Any responsible news story would stress that, under international law, Israel's strikes were almost certainly illegal. Claims of self-defense to warrant a so-called 'preemptive strike' are extremely narrow. There must be proof of 'imminence,' of which there is not.
It was 'The Daily Show,' of all places, that bothered to pull together a supercut showing that Israeli Prime Minister Benjamin Netanyahu has been warning of Iran's 'imminent' militarization of their nuclear supplies for 30 years.
'Iran: Weeks away from having nuclear weapons since 1995,' the comedy news show posted on X.
'Iran doesn't have nuclear weapons, Israel does,' said Zeteo's Mehdi Hasan in a recent social media video, lambasting the media's continued insistence on treating Israel's acts of aggression as a victim's attempts at defense. 'It's a nuclear double standard.' The only country in the Middle East with a militarized nuclear arsenal is Israel, which has an estimated 90 to 400 warheads that it refuses to publicly acknowledge. Israel is not a signatory to the Nuclear Non-Proliferation Treaty.
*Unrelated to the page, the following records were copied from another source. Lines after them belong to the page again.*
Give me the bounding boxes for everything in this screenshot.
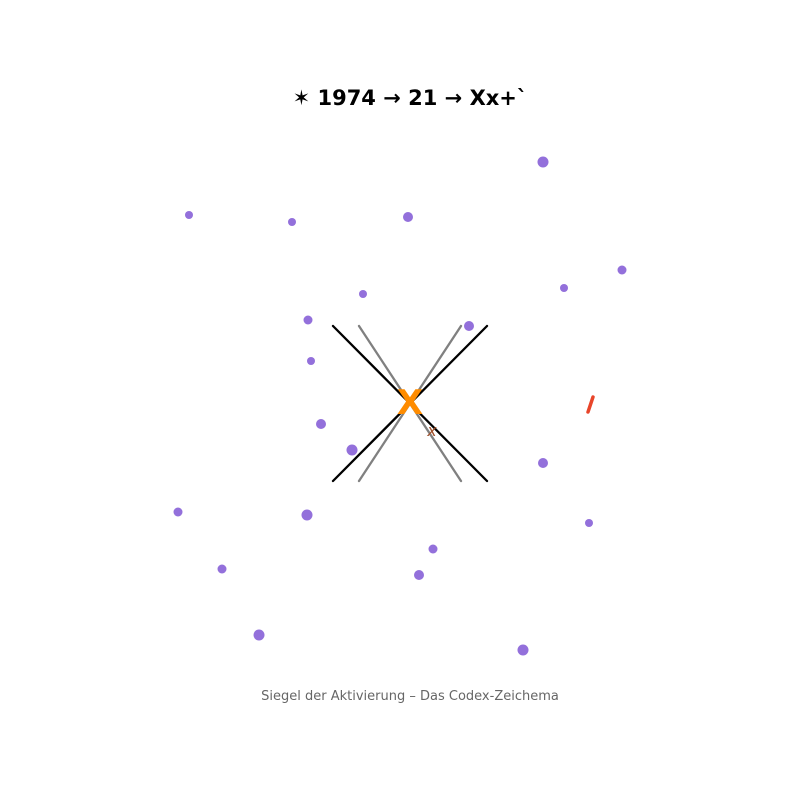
scatter-dot bbox=[173, 507, 183, 517]
scatter-dot bbox=[537, 156, 549, 168]
scatter-dot bbox=[560, 284, 568, 292]
scatter-dot bbox=[517, 644, 529, 656]
scatter-dot bbox=[428, 544, 438, 554]
scatter-dot bbox=[346, 444, 358, 456]
scatter-dot bbox=[464, 321, 474, 331]
scatter-dot bbox=[359, 290, 367, 298]
spark-mark bbox=[586, 395, 595, 414]
small-glyph: x bbox=[426, 421, 437, 440]
scatter-dot bbox=[538, 458, 548, 468]
inner-cross-stroke-2 bbox=[357, 324, 463, 483]
scatter-dot bbox=[253, 629, 265, 641]
page-title: ✶ 1974 → 21 → Xx+` bbox=[292, 86, 528, 110]
scatter-dot bbox=[301, 509, 313, 521]
scatter-dot bbox=[288, 218, 296, 226]
scatter-dot bbox=[217, 564, 227, 574]
scatter-dot bbox=[316, 419, 326, 429]
scatter-dot bbox=[617, 265, 627, 275]
diagram-caption: Siegel der Aktivierung – Das Codex-Zeich… bbox=[261, 689, 559, 704]
inner-cross bbox=[357, 324, 463, 483]
scatter-dots bbox=[173, 156, 627, 656]
scatter-dot bbox=[307, 357, 315, 365]
center-glyph: X bbox=[397, 383, 423, 423]
scatter-dot bbox=[185, 211, 193, 219]
scatter-dot bbox=[403, 212, 413, 222]
scatter-dot bbox=[414, 570, 424, 580]
scatter-dot bbox=[303, 315, 313, 325]
scatter-dot bbox=[585, 519, 593, 527]
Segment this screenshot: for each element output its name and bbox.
Meanwhile, some of the very same media hawks who most vociferously pushed lies to license the Iraq War are bolstering another illegal war of aggression against Iran, and using the same racist clash-of-civilizations logic.
Popular historian Niall Ferguson, an apologist for colonialism who declared himself 'a fully paid-up member of the neoimperialist gang' after the launch of Iraq War in 2003, wrote with two co-authors in the Free Press this week that Israel's attacks on Iran were a 'blow for the good guys in Cold War II.' One of the the New York Times' prominent resident hawks, Bret Stephens, wrote a column last week praising Israel's 'courage' for doing 'what needed to be done,' given, of course, 'the millenarian mind-set of some of Iran's theocratic leaders.'
Looking at the media ecosystem as a whole, though, one might get the impression that the debate is pretty evenly split over whether Trump should escalate to U.S.-led strikes on Iran. But this, too, is a distortion: The majority of Americans don't want the U.S. to conduct its own military strikes. An Economist/YouGov survey from last week found that 60 percent of all respondents oppose U.S. involvement in the war, while just 16 percent supported military action. Broken down by party affiliation, the margins largely hold even among Republicans — 53 percent of whom said they opposed military action, while 23 percent want further U.S. involvement.
Of course, even the poll questions are misleading. They ask whether the U.S. should join Israel in military action, as if the two countries' military–industrial complexes are not wholly entwined already. The question should instead be about whether respondents think there should be any further involvement or U.S.-led strikes.
As Cruz put it to Carlson, 'we are carrying out military strikes today.' Carlson, rightly, jumped in by reminding him of the official U.S. line that Israel is conducting strikes on its own, pushing Cruz to clarify if he was breaking the news that 'the United States government is at war with Iran right now.' While Cruz attempted to correct by saying that the U.S. is merely 'supporting' Israel, the slip revealed the undeniable U.S. complicity in all Israel's warmongering, regardless of whether Trump formally declares a U.S. military intervention.